The manual sharding is vertical. That means that a single server would monitor the entire of a subsystem (for some possibly very broad definition of subsystem). This has the benefit that all the time series are in the same Prometheus server, you can use the query language to efficiently do arbitrary aggregation and other math for you to make the data easier to understand.


It depends on the use case. For high level overview of systems you absolutely want fewer graphs. Agreed there. For deep dives into "Why is this server/cluster running like crap!?" having much more (all?) of the information right there to browse makes a big difference. I originally went for fewer graphs separated into multiple pages you had to navigate to and no one liked it. In the end we adopted both philosophies for each use case.
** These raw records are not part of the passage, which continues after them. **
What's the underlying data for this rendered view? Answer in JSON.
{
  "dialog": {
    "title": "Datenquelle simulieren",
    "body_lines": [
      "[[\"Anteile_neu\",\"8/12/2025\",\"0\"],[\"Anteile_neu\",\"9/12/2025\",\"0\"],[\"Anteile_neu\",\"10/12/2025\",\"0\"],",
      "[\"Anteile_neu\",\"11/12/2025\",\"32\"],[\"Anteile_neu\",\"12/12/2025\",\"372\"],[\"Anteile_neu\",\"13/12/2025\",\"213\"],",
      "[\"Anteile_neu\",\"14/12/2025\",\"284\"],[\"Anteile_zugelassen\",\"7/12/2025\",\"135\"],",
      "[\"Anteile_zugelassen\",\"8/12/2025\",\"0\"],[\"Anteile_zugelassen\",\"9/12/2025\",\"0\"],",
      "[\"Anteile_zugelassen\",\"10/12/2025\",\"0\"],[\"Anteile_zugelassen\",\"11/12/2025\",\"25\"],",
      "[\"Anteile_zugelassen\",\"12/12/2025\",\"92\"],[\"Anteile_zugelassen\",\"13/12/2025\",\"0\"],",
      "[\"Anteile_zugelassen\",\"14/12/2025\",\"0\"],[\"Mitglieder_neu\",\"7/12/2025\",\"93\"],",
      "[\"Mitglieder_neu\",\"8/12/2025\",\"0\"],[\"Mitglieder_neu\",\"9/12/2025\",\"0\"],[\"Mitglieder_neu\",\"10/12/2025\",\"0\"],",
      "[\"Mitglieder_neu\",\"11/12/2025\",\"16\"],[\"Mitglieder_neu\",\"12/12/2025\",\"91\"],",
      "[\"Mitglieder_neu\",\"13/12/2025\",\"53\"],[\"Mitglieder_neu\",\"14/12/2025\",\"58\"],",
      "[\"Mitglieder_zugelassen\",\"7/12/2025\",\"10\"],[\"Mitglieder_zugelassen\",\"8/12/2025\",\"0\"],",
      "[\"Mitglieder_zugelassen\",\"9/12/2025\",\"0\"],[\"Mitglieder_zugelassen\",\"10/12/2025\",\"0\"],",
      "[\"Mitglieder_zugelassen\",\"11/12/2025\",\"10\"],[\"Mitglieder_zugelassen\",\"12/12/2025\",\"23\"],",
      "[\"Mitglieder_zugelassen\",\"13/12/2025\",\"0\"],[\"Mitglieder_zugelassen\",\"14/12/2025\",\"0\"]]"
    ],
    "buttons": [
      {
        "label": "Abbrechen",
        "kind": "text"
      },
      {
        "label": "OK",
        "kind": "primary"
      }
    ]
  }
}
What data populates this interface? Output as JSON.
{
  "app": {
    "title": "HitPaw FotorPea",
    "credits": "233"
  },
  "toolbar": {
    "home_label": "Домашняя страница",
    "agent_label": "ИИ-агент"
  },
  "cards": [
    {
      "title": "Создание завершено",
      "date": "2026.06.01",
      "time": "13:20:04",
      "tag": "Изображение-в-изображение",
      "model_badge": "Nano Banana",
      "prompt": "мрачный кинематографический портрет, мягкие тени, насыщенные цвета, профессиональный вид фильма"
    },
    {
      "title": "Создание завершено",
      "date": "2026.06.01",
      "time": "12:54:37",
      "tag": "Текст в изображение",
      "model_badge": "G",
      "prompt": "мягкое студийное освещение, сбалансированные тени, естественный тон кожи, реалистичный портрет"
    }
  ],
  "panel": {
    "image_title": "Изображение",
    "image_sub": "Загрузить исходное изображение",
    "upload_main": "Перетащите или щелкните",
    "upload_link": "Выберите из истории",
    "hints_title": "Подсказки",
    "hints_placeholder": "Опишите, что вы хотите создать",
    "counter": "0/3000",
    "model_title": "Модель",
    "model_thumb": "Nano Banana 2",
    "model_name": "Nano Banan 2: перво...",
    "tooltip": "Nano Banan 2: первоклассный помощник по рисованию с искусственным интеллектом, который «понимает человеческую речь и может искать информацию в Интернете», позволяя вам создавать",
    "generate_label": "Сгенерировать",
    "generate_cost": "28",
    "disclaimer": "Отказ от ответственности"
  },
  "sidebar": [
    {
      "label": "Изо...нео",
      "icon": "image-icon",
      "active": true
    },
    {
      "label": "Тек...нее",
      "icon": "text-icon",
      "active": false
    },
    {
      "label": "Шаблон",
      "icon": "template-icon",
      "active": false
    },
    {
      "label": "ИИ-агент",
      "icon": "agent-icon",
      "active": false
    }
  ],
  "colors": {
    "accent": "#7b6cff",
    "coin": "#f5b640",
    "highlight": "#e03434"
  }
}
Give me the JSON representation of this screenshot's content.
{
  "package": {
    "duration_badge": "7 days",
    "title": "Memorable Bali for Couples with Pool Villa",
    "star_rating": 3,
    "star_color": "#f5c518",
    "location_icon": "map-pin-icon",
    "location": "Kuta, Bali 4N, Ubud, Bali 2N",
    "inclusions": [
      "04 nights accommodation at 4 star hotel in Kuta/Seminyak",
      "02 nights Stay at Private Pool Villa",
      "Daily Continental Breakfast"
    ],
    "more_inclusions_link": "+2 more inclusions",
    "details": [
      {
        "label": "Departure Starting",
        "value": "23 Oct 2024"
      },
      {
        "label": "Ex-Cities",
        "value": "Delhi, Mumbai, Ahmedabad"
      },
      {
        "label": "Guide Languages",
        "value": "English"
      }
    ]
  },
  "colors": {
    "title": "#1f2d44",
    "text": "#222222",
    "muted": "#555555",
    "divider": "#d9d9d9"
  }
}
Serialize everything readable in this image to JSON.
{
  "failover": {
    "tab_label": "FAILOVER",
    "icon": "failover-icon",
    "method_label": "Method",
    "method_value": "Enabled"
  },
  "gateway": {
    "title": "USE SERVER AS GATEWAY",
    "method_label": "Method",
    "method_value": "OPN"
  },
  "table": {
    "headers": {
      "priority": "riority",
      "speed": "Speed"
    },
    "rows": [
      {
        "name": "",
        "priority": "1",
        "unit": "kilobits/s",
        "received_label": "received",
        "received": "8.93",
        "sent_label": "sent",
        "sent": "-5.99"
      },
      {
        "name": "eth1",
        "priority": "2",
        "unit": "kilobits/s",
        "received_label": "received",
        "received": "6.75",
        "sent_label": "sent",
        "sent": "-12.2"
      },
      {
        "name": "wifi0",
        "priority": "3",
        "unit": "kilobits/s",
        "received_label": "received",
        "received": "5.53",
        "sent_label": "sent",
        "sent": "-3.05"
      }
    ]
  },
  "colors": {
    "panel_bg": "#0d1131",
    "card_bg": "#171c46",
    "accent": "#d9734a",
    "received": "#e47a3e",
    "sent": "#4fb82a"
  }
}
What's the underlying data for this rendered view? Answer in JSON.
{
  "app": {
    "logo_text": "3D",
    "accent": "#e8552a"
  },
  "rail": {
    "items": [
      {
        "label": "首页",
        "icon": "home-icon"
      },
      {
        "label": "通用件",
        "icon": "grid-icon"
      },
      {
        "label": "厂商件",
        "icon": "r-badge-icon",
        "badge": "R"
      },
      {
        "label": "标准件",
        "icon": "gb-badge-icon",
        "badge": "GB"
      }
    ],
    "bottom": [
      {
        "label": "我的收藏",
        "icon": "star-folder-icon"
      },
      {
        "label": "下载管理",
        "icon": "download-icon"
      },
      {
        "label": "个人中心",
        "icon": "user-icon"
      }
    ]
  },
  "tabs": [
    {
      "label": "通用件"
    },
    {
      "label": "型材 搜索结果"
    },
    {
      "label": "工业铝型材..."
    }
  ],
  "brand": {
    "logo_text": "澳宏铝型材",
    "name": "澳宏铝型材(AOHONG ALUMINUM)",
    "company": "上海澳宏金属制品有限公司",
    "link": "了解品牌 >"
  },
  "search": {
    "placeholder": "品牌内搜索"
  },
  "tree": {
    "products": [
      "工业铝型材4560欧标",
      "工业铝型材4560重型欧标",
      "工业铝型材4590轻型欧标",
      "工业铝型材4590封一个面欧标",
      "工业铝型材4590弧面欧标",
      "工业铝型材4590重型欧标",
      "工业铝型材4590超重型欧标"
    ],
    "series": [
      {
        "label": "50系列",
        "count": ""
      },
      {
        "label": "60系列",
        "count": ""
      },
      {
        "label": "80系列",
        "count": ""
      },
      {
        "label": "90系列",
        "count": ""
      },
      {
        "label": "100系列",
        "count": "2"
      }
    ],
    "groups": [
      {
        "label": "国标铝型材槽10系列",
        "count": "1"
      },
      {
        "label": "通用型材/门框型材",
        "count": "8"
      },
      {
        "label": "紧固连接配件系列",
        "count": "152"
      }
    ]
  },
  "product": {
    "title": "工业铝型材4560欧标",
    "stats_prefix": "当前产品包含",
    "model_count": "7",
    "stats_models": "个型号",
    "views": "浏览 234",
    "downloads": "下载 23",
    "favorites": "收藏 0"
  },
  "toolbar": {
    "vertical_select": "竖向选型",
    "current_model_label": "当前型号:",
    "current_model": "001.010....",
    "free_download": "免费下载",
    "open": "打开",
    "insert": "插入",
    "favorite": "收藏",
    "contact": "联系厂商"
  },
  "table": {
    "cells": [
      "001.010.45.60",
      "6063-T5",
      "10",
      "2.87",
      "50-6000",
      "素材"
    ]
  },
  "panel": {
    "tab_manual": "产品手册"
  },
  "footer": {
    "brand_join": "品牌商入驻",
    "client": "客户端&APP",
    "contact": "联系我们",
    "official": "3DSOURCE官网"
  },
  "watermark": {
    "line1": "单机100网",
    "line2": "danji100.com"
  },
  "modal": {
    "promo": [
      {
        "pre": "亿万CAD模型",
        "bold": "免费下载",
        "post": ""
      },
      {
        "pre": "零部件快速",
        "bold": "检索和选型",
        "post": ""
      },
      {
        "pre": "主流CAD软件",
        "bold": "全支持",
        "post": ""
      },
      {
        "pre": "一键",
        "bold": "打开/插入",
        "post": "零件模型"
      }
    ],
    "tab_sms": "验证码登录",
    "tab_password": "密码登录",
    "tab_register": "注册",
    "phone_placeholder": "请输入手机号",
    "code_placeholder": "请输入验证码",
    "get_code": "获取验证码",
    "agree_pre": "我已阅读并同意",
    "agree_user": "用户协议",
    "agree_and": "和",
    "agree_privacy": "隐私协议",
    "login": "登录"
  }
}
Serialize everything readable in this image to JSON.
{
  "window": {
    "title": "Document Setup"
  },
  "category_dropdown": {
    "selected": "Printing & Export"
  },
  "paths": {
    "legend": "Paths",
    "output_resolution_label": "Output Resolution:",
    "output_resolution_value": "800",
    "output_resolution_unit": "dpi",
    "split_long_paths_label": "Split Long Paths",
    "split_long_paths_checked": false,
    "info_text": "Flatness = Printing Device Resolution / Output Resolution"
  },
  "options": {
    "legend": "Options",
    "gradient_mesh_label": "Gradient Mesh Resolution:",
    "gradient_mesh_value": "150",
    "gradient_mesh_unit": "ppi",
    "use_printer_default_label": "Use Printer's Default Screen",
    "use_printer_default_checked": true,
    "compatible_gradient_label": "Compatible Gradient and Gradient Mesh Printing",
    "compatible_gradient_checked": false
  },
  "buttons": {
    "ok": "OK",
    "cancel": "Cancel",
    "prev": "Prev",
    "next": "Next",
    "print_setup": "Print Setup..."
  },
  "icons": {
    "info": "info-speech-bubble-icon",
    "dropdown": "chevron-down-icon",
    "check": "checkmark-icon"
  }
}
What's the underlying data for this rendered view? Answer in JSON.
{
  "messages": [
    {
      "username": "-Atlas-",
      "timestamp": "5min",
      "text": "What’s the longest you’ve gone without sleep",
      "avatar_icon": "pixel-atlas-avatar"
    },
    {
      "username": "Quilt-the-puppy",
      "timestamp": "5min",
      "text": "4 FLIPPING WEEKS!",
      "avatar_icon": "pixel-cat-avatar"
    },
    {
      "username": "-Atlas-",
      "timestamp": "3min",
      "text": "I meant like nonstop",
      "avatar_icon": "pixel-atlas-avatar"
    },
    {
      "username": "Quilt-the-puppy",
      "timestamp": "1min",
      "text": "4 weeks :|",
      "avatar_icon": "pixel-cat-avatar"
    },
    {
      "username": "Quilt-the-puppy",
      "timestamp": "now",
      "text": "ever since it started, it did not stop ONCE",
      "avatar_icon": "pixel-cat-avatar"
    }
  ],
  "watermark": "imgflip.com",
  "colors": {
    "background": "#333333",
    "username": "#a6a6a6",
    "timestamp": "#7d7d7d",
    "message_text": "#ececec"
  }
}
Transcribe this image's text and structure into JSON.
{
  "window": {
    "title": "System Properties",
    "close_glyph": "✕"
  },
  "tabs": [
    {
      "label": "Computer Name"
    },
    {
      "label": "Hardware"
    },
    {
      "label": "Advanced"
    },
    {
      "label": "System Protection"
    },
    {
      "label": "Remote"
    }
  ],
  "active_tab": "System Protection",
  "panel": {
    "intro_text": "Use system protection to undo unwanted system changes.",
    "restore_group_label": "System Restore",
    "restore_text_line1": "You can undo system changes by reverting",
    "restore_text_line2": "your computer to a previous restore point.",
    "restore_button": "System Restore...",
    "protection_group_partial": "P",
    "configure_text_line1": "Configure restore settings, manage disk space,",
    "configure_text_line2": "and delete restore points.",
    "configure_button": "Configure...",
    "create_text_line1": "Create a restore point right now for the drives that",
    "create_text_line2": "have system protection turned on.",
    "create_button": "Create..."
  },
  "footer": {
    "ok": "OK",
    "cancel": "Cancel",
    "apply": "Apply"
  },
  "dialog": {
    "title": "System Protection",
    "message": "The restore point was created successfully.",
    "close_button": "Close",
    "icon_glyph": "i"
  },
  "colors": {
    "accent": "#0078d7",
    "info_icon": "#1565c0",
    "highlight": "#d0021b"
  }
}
Lots of lines on a single graphs helps you notice imbalances you may not have noticed before. For example if a small subset of your cluster has lower CPU usage then you likely have a load balancing problem or something else weird going on.

RE: Sharding What happens when a single server can no longer hold the load of the subsystem? You have to shard that subsystem further by something random and arbitrary. It requires manual work to decide how to shard. Once you have too much data and too many servers that need monitoring, manual sharding becomes cumbersome. It's already cumbersome in Graphite since expanding a carbon-cache cluster requires moving data around since the hashing changes.


> having much more (all?) of the information right there to browse makes a big difference.

I think it's important to have structure in your consoles so you can follow a logical debugging path, such as starting at the entry point of our queries, checking each backend, finding the problematic one, going to that backend's console and repeating until you find the culprit.

One approach console wise is to put the less important bits in a table rather than a graph, and potentially have further consoles if there were subsystems complex and interesting enough to justify it.

I'm used to services that expose thousands of metrics (and there's many more time series when labels are taken into account). Having everything on consoles with such rich instrumentation simply isn't workable, you have to focus on what's the most useful. At some point you're going to end up in the code, and from there see what metrics (and logs) that code exposes, ad-hoc graph them and debug from there.

> Lots of lines on a single graphs helps you notice imbalances you may not have noticed before. For example if a small subset of your cluster has lower CPU usage then you likely have a load balancing problem or something else weird going on.

Agreed, scatterplots are also pretty useful when analysing that sort of issue. Is it that the servers are efficient, or are they getting less load? A qps vs cpu scatterplot will tell you. To find such imbalances in the first place, taking a normalized standard deviation across all of your servers is handy - which is the sort of thing Prometheus is good at.

> You have to shard that subsystem further by something random and arbitrary.

One approach would be to have multiple prometheus servers with the same list of targets, and configured to do a consistent partition between them. You'd then need to do an extra aggregation step and get the data from the "slave" prometheus servers up to a "master" prometheus via federation. This is only likely to be a problem when you hit thousands of a single type of server, so the extra complexity tends to be manageable all things considered.